Die ddPCR-Technologie basiert auf der Teilung von Nukleinsäure-Proben in zehntausende Mikrotropfen festgelegten Volumens in einer Wasser-Öl-Emulsion. Die Amplifikation der Nukleotidsequenzen wird innerhalb jedes Mikrotropfens per einheitlichem Verfahren durchgeführt und es werden dieselben Reagenzien genutzt, die auch bei einem standardmäßigen probenbasierten TaqMan®-Assay Anwendung finden. Abhängig von der Fluoreszenzdetektion nach der Amplifikation wird jeder Mikrotropfen gezählt und entweder als PCR-positiv oder als PCR-negativ klassifiziert. Die DNA-/RNA-Matrizenkonzentration (Kopien/µl) in der Originalprobe wird mithilfe einer Poisson-Verteilung quantifiziert.1,2
Die ddPCR-Technologie ermöglicht eine absolute Quantifizierung von Nukleotidsequenzen pro Probenvolumen ohne Hochrechnungen aus Standardkurven oder Referenzstandards. Die Technologie kann in sehr geringen Probenvolumen geringe Unterschiede identifizieren, die von der qPCR-Technologie nicht erkannt werden. Die ddPCR-Technologie liefert aufgrund Tausender Datenpunkte pro Probe präzisere und empfindlichere Ergebnisse.
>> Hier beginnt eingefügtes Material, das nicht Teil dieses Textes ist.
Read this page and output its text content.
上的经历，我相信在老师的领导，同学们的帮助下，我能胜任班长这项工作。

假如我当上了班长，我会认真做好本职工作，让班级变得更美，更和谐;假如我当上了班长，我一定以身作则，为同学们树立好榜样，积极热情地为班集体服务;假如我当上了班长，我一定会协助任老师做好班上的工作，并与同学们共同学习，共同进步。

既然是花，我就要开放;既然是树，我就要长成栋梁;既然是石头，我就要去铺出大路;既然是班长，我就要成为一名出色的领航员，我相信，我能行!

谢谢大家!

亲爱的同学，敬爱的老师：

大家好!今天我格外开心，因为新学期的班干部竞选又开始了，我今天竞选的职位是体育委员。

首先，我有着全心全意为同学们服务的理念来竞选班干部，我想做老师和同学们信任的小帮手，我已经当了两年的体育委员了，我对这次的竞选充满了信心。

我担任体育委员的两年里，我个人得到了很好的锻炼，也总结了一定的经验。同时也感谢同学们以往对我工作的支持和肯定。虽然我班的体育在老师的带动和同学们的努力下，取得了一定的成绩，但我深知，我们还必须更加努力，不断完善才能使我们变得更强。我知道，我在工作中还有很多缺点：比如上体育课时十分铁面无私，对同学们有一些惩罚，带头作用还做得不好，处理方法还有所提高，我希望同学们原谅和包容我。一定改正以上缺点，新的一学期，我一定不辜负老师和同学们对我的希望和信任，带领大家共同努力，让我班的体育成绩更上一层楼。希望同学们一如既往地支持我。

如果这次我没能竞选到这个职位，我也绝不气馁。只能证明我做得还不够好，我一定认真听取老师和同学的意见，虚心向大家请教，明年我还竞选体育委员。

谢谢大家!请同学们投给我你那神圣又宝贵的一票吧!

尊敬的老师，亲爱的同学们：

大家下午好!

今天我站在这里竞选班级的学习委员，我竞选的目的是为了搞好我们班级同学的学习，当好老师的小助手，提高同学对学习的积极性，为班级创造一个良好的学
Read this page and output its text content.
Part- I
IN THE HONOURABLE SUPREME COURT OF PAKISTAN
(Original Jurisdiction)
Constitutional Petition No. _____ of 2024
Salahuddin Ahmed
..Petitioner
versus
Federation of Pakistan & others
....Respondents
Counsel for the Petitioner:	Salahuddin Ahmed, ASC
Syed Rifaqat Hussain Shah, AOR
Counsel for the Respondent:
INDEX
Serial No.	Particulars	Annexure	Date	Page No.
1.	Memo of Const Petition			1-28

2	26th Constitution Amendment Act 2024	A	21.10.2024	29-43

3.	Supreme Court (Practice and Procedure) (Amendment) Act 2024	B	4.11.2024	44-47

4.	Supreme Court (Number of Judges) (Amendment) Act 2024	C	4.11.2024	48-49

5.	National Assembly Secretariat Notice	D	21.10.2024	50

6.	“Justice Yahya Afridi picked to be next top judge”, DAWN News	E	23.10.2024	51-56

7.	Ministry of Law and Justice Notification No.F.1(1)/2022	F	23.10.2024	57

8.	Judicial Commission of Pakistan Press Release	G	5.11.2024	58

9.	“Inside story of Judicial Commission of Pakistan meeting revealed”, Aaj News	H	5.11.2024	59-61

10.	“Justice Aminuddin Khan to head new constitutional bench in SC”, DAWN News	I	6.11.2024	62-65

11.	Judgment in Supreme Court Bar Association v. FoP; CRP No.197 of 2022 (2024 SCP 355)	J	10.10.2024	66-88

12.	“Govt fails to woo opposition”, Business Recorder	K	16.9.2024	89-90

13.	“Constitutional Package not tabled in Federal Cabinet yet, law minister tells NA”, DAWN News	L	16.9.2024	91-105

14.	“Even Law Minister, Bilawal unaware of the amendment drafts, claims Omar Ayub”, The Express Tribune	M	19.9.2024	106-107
Die ddPCR-Technologie kann alle Arten von DNA- und RNA-Sequenzen identifizieren, für die Primer und Marker entwickelt werden können, einschließlich ctDNA, cfDNA/RNA, mRNA, rRNA, snRNA, snoRNA, miRNA und siRNA.
Die ddPCR-Technologie kann für jede Probe genutzt werden, die DNA- oder RNA-Sequenzen erhält, beispielsweise Zell- und Gewebelysate, Gewebe, biologische Flüssigkeiten (Blut, Rückenmarksflüssigkeit, Tränen, Urin, Speichel etc.), Zellüberstand oder künstliche Nukleinsäure.
Eine ddPCR-Analyse dauert wie eine qPCR-Analyse üblicherweise ungefähr vier Stunden. Bei der ddPCR-Analyse ist ein zusätzlicher Schritt erforderlich, um die zehntausenden Öl-Mikrotropfen mit einem Volumen im Nanoliterbereich zu erzeugen. Allerdings wird dieser zusätzliche Zeitaufwand durch die Zeitersparnis der vereinfachten digitalen Analyse des ddPCR Reader ausgeglichen.
Proben extrahierter/isolierter/gereinigter DNA/RNA können mit dem Bio-Rad QX200 ddPCR System direkt analysiert werden. Zellüberstände und Zell-/Gewebelysate erfordern eine Extraktion/Isolation/Reinigung der DNA oder RNA, bevor das ddPCR-Assay durchgeführt werden kann. Um die Sicherheit des Laborpersonals von Labcorp zu gewährleisten, müssen Gewebe, biologische Flüssigkeiten und Zellüberstände zuerst auf Pathogene getestet werden. Darüber hinaus muss für alle menschlichen Materialien (Gewebe oder Körperflüssigkeiten), Mikroorganismen oder Viren, Produkte, die in biologischen Systemen generiert wurden und potenziell Gefahrenstoffen ausgesetzt waren und rekombinanten und/oder künstlichen Nukleinsäuremoleküle ein Registrierungsformular zur Sicherstellung der Biosicherheit ausgefüllt werden und nachfolgend ist eine Zulassung durch das Labcorp PCO Biosafety Committee erforderlich, bevor mit diesen Materialien gearbeitet werden kann.
Falls Sie vor dem Verschicken der Proben zur ddPCR-Analyse keine DNA/RNA extrahieren/isolieren/reinigen, empfiehlt das Labcorp PCO Biosafety Committee, die Nukleinsäuremoleküle in Zell- und Gewebeproben mit einer Konservierungslösung (beispielsweise RNAlater®, DNA/RNA Shield™ oder RNAprotect®) zu schützen/stabilisieren/konservieren, ehe Sie die Proben einfrieren und verschicken.
Alle Proben müssen in einem isolierten Behältnis mit Trockeneis verschickt werden.
1. QX200 Droplet Digital PCR system. BIO-RAD. https://www.bio-rad.com/en-us/life-science/digital-pcr/qx200-droplet-digital-pcr-system.
2. Taylor SC, Laperriere G, Germain H. Droplet Digital PCR versus qPCR for gene expression analysis with low abundant targets: from variable nonsense to publication quality data. Sci Rep. 2017;7:2409. doi:10,1/s41598-017-02217-x.